Allo stesso modo, non sono unicamente i soldi a definire il gradino della scala sociale su cui ci troviamo. Per spiegare meglio il concetto, il Papa ricorre a una suggestione che sembra richiamare la differenza che in economia distingue il debito «buono» da quello «cattivo». Allo stesso modo, osserva Francesco, esiste una povertà che uccide, figlia «dello sfruttamento, della violenza, della distribuzione ingiusta delle risorse». E dall’altra parte c’è una povertà che spinge ad alleggerirsi delle zavorre inutili e a puntare sull’essenziale, liberandoci.
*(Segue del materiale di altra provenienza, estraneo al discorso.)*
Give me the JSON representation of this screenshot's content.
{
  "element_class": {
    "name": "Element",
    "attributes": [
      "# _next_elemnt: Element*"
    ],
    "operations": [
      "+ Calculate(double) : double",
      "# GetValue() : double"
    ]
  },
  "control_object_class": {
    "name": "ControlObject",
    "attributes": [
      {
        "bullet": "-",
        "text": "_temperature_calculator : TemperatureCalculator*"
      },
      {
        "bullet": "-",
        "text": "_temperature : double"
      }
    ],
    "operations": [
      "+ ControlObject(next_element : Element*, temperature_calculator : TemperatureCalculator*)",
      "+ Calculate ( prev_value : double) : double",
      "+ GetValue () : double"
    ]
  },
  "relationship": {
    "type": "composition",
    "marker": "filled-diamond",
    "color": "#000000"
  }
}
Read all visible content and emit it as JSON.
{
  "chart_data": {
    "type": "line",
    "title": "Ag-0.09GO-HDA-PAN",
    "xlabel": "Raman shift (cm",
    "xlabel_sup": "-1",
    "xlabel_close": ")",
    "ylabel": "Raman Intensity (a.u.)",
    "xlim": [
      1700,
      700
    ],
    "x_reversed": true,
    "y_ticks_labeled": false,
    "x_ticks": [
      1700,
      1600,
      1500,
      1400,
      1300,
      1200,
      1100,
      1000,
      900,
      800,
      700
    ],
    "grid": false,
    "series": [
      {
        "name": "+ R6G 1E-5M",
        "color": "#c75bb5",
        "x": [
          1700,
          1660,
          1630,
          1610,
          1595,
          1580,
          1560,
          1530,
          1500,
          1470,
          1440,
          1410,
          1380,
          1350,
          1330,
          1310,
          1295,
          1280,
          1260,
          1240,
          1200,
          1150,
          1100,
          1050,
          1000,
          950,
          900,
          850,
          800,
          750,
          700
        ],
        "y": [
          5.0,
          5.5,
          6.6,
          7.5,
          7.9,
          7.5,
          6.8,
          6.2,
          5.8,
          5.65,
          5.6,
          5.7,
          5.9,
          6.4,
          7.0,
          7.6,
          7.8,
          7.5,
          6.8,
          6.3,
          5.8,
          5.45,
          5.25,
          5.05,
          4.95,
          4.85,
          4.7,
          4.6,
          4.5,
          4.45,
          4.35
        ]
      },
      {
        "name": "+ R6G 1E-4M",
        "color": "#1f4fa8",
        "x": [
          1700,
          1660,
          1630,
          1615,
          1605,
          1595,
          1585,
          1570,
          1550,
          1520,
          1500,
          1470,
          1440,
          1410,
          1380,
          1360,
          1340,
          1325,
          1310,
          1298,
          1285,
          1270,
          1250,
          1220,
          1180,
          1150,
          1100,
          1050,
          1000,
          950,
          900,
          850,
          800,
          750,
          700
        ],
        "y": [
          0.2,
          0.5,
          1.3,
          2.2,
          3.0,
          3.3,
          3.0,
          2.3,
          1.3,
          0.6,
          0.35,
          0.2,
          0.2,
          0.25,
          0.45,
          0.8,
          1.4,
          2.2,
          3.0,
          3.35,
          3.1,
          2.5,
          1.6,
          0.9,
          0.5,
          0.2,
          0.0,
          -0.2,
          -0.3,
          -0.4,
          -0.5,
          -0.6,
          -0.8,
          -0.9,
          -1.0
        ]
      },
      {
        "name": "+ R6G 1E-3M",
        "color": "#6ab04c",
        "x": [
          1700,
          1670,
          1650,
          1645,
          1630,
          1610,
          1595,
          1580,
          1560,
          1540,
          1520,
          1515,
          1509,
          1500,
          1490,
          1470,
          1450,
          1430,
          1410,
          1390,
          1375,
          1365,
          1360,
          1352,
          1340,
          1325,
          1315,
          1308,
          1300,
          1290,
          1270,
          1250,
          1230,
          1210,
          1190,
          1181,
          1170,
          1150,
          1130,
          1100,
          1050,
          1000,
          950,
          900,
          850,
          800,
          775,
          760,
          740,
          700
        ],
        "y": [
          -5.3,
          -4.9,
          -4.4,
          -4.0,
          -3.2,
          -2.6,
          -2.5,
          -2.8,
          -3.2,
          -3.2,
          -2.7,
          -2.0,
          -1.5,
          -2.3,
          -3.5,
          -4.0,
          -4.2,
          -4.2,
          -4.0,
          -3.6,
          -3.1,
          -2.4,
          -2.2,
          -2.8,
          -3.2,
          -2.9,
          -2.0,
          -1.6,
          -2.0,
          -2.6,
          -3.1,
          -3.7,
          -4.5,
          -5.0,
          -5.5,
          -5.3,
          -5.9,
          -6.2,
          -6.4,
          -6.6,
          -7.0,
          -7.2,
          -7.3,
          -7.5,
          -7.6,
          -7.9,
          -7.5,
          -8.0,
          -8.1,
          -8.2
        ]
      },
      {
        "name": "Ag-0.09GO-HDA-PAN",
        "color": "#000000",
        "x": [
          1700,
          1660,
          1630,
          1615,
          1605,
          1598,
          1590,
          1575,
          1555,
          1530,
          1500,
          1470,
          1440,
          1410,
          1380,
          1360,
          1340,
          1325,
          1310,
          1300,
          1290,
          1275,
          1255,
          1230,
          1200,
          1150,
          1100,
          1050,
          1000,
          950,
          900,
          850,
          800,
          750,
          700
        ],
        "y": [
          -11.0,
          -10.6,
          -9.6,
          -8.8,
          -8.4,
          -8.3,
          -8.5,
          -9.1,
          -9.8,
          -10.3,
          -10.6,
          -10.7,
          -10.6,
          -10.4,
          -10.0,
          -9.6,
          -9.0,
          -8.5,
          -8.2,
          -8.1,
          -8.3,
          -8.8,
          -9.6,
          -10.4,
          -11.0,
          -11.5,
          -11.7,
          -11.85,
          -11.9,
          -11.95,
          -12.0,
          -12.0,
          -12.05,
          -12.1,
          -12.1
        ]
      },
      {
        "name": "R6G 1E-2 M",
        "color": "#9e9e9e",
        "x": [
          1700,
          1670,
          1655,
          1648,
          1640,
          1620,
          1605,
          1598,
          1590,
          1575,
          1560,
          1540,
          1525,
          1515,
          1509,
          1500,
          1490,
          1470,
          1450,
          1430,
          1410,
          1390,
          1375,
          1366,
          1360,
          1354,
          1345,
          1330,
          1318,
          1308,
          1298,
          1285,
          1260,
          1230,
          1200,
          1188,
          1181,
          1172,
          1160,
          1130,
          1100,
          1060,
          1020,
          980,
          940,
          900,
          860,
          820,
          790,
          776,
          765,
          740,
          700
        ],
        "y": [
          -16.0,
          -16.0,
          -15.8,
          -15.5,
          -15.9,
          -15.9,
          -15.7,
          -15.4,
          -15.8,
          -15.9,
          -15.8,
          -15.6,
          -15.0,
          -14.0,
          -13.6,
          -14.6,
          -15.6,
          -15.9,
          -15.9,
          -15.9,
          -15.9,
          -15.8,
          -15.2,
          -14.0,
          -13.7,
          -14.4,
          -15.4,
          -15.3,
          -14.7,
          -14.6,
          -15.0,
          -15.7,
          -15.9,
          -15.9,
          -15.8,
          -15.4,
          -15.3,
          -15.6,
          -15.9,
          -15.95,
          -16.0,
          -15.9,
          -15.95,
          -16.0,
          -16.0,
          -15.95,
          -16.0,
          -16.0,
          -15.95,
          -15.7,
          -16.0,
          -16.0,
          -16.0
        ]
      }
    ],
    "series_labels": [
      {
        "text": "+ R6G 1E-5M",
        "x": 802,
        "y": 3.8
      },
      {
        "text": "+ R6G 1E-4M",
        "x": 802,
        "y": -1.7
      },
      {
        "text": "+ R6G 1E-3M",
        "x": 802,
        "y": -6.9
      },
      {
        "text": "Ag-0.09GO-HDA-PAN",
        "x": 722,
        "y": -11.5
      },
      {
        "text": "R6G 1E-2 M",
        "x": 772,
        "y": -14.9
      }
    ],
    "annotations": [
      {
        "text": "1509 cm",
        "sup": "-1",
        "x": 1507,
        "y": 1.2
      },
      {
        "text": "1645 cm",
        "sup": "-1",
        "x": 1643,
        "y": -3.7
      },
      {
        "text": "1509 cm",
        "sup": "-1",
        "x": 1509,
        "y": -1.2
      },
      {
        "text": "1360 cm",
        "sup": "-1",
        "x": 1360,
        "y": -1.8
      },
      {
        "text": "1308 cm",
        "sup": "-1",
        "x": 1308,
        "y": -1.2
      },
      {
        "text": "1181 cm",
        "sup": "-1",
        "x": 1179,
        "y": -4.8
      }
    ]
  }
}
Si tratta allora di capire quali sono i pesi che rallentano il nostro cammino verso una piena realizzazione di noi stessi. La povertà può diventare una scelta, dunque, un bisogno, un invito a riconoscere e quindi a ricercare solo il necessario, per il corpo e per l’anima.

Ricchi di niente, verrebbe voglia di dire parafrasando il poeta Tagore, nel senso che il servizio può dare più felicità del possesso e il pensare al plurale ci completa meglio del rinchiudersi nel proprio particolare. Come in un paradosso ci muoviamo nel recinto dei significati opposti che si possono dare allo stesso concetto. La parola e il modo di pronunciarla sono i medesimi ma disegnano realtà agli antipodi, come la libertà e la schiavitù.

La povertà che uccide si chiama miseria ed è un confino spirituale oltreché materiale che toglie speranza, che annulla le vie d’uscita, che sconta il peso dell’ingiustizia. Precipitare dentro, rifletteva l’abbé Pierre, significa non poter essere 'uomini', venire privati della dignità, non aver voce sul proprio futuro. Il contrario della povertà libera e liberante che vuol dire invece rifiutare di poter essere felici senza gli altri. Una scelta di condivisione che permette a tutti di essere persone per poi tradursi in presenza, in offerta. E si dona non solo il superfluo, l’elemosina, ma il proprio tempo, se stessi. Cercare l’essenziale, come suggerisce il Papa nel Messaggio, consiste allora nello spendersi per gli altri, impegnandosi a mettere, dove non c’è, l’amore vero e gratuito, «che nessuno può rubarci». E che, come in un gioco di prestigio, come in una formula matematica al contrario, si moltiplica nella divisione, rende ricchi impoverendoci.